Les viols étouffés des petites filles de Rotherham

Dans un pays fier de son multiculturalisme, le viol de centaines de fillettes blanches par des Anglo-Pakistanais fait scandale. Mais comment expliquer l’omerta de la police et des officiels sur cette affaire qui dure depuis plus de quinze ans ? Notre journaliste s’est rendue dans cette ville du nord de l’Angleterre où les victimes lui ont raconté le piège.

 

Des cibles faciles

Lizzie, 12 ans, reçoit des SMS, le matin, avant de partir à l’école. Pour que ses parents trop curieux ne découvrent pas son secret, elle casse son téléphone mobile. Elle fréquente un garçon de 22 ans. Il est beau, il a une voiture et lui dit : « Tu es ma princesse. » Avec lui, elle goûte à des choses défendues : vodka, cigarettes, cannabis

L’enfance d’Emma, 13 ans, a été bercée par la litanie : « Tu n’acceptes pas de bonbons ni ne montes jamais dans la voiture d’un inconnu. » Mais lui, elle le connaît, il la comprend, bien mieux que ses parents. Elle et ses copines ont d’abord traîné avec des garçons un peu plus âgés qu’elles, 15 ou 16 ans, avec qui elles discutent pendant des heures. Ils leur ont présenté des « grands », Umar, Arshid ou Tariq. Agés de 20 à 25 ans, des hommes qui leur font découvrir la délicieuse brûlure de la vodka. A part le centre commercial et le McDonald’s, il n’y a rien à faire à Rotherham. Cette agglomération du Yorkshire, au nord-est de l’Angleterre, ne s’est pas relevée de la fermeture des mines de charbon, dans les années 80.
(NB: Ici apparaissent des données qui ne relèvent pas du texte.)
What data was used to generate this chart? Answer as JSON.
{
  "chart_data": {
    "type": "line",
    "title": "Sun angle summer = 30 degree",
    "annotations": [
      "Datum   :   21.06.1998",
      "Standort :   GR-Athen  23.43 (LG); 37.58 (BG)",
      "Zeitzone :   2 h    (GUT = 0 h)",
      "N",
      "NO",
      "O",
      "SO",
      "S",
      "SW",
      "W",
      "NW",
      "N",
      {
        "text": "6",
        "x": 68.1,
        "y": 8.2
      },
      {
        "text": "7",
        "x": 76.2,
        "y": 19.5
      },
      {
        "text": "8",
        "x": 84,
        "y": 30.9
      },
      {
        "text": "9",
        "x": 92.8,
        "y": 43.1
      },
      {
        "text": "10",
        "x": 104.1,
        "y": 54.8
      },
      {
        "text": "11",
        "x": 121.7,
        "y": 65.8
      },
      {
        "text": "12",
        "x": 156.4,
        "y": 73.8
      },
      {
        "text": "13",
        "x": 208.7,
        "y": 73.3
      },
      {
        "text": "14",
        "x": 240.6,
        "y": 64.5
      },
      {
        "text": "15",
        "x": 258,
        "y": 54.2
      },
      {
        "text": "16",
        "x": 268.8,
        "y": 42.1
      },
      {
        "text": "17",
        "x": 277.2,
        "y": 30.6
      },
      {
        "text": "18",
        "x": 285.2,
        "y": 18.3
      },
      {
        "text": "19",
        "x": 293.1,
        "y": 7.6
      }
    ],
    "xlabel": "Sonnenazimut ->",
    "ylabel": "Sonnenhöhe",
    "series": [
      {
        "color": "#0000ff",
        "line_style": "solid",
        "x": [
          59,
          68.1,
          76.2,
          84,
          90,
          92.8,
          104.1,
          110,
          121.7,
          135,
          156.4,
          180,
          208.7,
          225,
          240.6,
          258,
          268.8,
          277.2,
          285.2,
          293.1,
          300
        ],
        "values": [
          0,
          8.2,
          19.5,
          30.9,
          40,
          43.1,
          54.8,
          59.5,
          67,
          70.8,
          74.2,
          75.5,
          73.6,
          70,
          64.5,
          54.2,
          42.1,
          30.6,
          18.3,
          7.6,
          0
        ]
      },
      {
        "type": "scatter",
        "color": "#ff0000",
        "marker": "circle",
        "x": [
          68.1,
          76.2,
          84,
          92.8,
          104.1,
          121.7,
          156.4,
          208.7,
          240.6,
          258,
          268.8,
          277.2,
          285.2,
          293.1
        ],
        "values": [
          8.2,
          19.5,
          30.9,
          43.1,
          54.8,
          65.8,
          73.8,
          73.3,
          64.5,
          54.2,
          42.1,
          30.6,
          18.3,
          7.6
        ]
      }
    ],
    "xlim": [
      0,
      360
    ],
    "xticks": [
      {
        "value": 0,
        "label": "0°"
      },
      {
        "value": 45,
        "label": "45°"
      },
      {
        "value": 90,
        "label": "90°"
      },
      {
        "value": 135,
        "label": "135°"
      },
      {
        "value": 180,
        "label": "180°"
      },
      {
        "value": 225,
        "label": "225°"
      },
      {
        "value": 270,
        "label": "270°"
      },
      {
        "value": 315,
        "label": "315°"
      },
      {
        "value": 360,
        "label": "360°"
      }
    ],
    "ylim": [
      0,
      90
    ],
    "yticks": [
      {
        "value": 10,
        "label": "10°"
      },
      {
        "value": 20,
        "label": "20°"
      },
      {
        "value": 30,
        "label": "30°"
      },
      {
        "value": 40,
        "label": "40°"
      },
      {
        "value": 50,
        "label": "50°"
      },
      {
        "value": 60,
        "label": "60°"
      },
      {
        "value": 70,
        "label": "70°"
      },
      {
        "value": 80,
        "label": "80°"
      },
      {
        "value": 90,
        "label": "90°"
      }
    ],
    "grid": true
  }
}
Constituée d’une mosaïque d’anciens villages miniers posés en pleine campagne, la communauté urbaine est marquée par un taux de chômage nettement supérieur à la moyenne nationale (près de 11 %, contre 7,3 % dans l’ensemble du Royaume-Uni). Grandir ici n’a rien d’un rêve. Les gamines qui trimballent leur ennui au collège constituent des cibles faciles pour des prédateurs déguisés en beaux gosses. Jessica se souvient : « J’avais 14 ans, c’est comme s’il m’avait jeté un sort, il me faisait me sentir bien. » Lizzie, Emma et Jessica avaient confiance en leurs « boyfriends ».

Les prédateurs de Rotherham, comme ceux des villes des environs, Bradford, Sheffield, Rochdale ou Derby, ont un point commun : ils sont en grande majorité d’origine pakistanaise. Rien à voir avec les garçons du collège couverts d’acné. Elles ont 12, 13 ou 14 ans… Les contes de fées n’existent pas, ne pas le savoir est le signe de l’enfance. Ce qui leur arrive après est d’une brutalité féroce. Lizzie, Emma et Jessica ont aujour d’hui entre 19 et 30 ans. Aux horreurs qui ont saccagé leur enfance, s’ajoute le mépris dont elles ont fait l’objet de la part de la police et des services sociaux.

Prises au piège du « grooming »

1 400 enfants de Rotherham, âgés de 11 à 16 ans, ont été, entre 1997 et 2013, victimes de viols à répétition par des agresseurs décrits comme des hommes britanniques d’origine pakistanaise. Le pire, si le pire est possible : depuis seize ans, la police et les services sociaux savaient. Et ont laissé faire. C’est ce que révèle un rapport accablant publié en août 2014, conduit par Alexis Jay, une sommité nationale des affaires sociales. Ces révélations ont fait trembler un pays trop souvent secoué par des scandales étouffés de pédophilie.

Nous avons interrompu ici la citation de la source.